Zübeyde’nin oğlu Mustafa’ya, tanrı vergisi; olağanüstü yetenek ve zekasından dolayı okulunda, Mustafa Kemal denildi. Çanakkale boğazında, İngiliz donanmasını yenilgiye uğrattığı için artık Mustafa Kemal Paşa oldu. Halbuki Türk ordusunun Alman başkomutanı Fan Liman Sandras ise, zaferden ümidini kesmiş tamamen karamsarlığa kapılmıştı. 1921 yılında, Sakarya meydanında Yunan ordusunu korkunç bir bozguna uğrattığı için, Türk milleti kendisine Gazi unvanını verdi. Dünya artık kendisini Gazi Mustafa Kemal Paşa ismiyle tanımaya başladı. Hemen hemen 10 yıl sonra ülkede her türlü askeri ve siyasi unvan ve lakapları lağveden Atatürk´ün adı sadece Gazi Mustafa Kemal olarak kaldı. Hayatının son yıllarında kendisi için Kemal Atatürk ismini benimsedi. Bu da “Türklerin babası” anlamına gelir. İsminde sık sık görülen bu değişmelerden ötürü, onun esas ismi, hatta isminin en güzel bölümü “Mustafa” kelimesi artık kaybolmuştu. Bazılarına göre, bizzat kendisi Mustafa sözcüğünü, kendi adından ayırarak atmıştı. Eğer bu iddia doğru ise, o zaman bu gerçek bazı yazarların “Kemal Atatürk, yüce Peygamber Efendimiz’in adı geçince ağlardı” iddiasını reddeder.
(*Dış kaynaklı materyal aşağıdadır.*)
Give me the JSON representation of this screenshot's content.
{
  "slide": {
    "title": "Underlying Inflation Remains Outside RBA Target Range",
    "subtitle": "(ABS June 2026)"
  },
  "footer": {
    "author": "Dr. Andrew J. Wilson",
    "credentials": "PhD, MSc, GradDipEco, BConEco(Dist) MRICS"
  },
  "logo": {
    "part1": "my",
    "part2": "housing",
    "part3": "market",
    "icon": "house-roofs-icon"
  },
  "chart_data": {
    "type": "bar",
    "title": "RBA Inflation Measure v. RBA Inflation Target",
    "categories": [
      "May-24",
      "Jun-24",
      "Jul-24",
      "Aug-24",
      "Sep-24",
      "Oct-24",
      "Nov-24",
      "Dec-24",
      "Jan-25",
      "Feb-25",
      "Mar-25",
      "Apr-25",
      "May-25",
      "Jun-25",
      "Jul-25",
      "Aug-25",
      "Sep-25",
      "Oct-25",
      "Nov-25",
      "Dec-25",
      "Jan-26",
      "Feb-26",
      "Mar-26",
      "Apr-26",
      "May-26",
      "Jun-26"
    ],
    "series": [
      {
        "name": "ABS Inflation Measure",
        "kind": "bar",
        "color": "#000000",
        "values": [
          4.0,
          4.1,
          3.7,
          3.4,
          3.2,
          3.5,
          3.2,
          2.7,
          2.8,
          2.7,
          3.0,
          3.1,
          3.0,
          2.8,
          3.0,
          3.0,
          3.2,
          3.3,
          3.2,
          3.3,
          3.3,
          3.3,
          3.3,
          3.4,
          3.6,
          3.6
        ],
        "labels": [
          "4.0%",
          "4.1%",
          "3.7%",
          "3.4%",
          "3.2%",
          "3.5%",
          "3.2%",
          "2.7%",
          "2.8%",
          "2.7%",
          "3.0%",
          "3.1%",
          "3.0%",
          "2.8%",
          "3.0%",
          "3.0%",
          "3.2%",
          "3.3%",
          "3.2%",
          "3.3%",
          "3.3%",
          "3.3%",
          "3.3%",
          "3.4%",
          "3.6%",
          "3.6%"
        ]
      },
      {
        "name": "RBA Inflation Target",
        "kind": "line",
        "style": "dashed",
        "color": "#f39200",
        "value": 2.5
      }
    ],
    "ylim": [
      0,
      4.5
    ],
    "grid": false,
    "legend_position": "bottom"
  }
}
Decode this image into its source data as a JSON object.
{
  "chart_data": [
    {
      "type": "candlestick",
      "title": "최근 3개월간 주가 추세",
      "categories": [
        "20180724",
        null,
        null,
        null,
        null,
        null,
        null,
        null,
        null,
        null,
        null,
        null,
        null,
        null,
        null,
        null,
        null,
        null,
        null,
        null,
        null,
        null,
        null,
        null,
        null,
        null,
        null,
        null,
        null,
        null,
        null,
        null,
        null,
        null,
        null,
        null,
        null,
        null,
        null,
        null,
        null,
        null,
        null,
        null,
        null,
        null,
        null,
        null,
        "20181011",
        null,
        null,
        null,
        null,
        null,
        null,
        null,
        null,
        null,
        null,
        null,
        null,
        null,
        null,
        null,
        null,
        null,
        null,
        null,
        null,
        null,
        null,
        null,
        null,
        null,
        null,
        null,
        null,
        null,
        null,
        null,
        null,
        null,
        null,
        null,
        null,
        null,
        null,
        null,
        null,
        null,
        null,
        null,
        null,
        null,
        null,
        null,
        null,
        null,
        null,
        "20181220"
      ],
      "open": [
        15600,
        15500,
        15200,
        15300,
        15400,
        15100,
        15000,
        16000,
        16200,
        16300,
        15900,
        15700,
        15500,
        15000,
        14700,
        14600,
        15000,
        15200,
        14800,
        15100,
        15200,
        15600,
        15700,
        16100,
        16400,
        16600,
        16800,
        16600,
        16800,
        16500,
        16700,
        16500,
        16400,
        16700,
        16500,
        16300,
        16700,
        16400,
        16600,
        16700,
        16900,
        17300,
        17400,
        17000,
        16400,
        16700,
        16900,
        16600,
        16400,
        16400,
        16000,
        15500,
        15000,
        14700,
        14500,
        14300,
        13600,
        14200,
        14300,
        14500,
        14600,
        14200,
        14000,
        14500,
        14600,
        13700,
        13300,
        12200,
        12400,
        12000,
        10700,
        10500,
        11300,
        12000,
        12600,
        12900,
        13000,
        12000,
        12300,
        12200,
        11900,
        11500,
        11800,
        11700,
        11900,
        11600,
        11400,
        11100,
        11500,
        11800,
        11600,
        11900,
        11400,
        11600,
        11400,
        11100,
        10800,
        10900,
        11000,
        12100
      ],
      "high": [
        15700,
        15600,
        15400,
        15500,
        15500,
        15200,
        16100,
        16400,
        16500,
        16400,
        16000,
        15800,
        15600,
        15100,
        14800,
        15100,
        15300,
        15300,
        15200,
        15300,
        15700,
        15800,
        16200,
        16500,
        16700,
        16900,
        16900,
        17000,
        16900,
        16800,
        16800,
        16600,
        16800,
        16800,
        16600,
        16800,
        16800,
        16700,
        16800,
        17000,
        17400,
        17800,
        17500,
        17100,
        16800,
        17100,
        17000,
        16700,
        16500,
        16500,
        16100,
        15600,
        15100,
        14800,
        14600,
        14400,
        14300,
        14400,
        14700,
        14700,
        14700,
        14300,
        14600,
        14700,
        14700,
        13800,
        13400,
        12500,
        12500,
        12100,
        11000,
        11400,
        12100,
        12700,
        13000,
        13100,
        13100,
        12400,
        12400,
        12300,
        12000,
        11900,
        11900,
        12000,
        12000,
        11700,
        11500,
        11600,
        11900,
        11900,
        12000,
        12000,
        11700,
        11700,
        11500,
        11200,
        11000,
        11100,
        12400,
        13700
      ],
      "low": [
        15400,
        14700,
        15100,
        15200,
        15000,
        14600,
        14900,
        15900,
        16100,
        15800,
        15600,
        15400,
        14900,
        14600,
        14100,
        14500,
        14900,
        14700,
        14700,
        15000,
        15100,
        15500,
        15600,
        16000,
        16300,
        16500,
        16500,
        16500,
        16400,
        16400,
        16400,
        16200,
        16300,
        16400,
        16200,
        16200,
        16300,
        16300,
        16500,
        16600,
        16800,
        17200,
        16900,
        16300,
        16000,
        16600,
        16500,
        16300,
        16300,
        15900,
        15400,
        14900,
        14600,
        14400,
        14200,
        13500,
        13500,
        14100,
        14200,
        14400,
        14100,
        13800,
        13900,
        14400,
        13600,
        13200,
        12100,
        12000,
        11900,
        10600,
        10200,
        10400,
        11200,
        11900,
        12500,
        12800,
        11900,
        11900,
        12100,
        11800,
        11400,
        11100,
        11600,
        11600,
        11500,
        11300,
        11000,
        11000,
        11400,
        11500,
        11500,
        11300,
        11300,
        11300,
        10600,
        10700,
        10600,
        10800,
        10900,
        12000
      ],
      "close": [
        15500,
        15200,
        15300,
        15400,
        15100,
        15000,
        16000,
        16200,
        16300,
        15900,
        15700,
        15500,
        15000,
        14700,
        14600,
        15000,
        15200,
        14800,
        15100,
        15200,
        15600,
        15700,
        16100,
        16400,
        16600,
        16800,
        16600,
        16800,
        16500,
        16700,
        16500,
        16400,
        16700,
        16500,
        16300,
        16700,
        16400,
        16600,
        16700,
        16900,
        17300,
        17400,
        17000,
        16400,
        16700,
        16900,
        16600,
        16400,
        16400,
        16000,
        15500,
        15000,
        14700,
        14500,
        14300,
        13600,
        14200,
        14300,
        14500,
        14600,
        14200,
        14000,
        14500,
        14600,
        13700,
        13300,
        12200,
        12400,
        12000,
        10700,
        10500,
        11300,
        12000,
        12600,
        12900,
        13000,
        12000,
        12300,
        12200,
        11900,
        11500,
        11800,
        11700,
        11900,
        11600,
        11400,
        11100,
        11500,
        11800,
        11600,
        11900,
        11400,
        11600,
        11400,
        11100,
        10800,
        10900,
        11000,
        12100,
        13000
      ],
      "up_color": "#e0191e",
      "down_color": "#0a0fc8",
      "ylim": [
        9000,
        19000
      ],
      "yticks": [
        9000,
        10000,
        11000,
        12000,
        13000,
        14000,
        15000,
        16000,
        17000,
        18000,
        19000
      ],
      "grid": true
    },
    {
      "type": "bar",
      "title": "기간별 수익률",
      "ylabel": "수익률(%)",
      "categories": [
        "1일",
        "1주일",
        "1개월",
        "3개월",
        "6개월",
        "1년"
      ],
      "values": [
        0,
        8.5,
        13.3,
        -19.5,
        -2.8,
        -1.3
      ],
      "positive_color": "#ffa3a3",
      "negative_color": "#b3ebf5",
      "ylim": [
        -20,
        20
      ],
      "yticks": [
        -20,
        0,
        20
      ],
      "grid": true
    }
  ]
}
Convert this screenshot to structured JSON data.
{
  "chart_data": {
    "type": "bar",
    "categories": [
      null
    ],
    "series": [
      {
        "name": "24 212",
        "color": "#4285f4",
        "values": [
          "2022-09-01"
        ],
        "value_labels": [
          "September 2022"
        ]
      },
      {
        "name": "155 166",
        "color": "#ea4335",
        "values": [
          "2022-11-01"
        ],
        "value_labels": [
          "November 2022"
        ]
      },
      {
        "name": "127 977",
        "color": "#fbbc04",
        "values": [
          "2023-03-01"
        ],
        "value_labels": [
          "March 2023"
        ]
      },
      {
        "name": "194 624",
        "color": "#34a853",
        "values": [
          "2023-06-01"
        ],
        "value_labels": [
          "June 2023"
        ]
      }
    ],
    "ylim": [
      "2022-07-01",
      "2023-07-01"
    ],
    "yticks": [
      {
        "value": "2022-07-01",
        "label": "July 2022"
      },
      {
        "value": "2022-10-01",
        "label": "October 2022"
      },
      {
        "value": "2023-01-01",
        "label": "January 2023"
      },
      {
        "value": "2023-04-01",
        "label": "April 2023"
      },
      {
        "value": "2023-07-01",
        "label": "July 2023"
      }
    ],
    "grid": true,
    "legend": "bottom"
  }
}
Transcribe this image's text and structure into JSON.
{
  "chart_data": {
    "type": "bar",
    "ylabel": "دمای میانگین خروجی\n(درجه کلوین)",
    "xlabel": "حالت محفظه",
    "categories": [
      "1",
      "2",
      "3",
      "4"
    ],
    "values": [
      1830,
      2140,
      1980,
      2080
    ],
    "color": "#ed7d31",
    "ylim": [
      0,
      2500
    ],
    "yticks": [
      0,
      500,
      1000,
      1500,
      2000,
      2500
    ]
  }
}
Selanik Askeri Rüşdiyesini bitiren Mustafa Kemal, İstanbul Harp Akademisi tahsiline başladı. Doğrusu, bir insanın geleceğinin temelleri bu gibi günlerde atılır. Mustafa Kemal, öğrenciler arasında, üstün zekası ve yeteneğiyle belirgin ve seçkin bir öğrenci, okumayı çok seven bir gençti. Kendisi Walter ve Russo ´yu incelemiş, Namık Kemal´in eser ve mecmualarını okumaya koyulmuştu. Oysa bu gibi Kitap ve mecmuaları okumak yasak idi.
Mustafa çocukluğunda pek hırçın biriydi. Şimdiyse damarlarında gençlik kanı dolaşmaya başlamıştı. Avrupa yazarlarının eserlerini okudukça düşüncelerinde bir genişlik ve cesaret meydana gelmişti. Devletin getirdiği yasaklamalar ona vız gelirdi. Bunun sonucu, artık kendisi şüpheli kişiler arasından sayılmaya başlandı. Gittikçe siyasi meselelere karşı ilgisi daha da arttı. Abdülhamit Han´ın hükümetine karşı, Dr. Nazım´ın Pariste kurduğu İttihat ve Terakki Cemiyetinde, yine hükümete karşı Sultan Abdülhamit Han´ın yeğeni Selahattin´in Berlin´de kurduğu bir partinin liderleriyle bir olup, hükümete karşı yapılan propagandaya katılmıştır. Bunun sonucu, tutuklanarak Şam´a sürülmüştü. Oradan Selanik´e kaçmış. Nihayet Talat Paşa, Cemal Paşa ve Enver Paşa ile birlikte Sultan Abdülhamit Han´ı tahttan indirmeyi başarmıştı.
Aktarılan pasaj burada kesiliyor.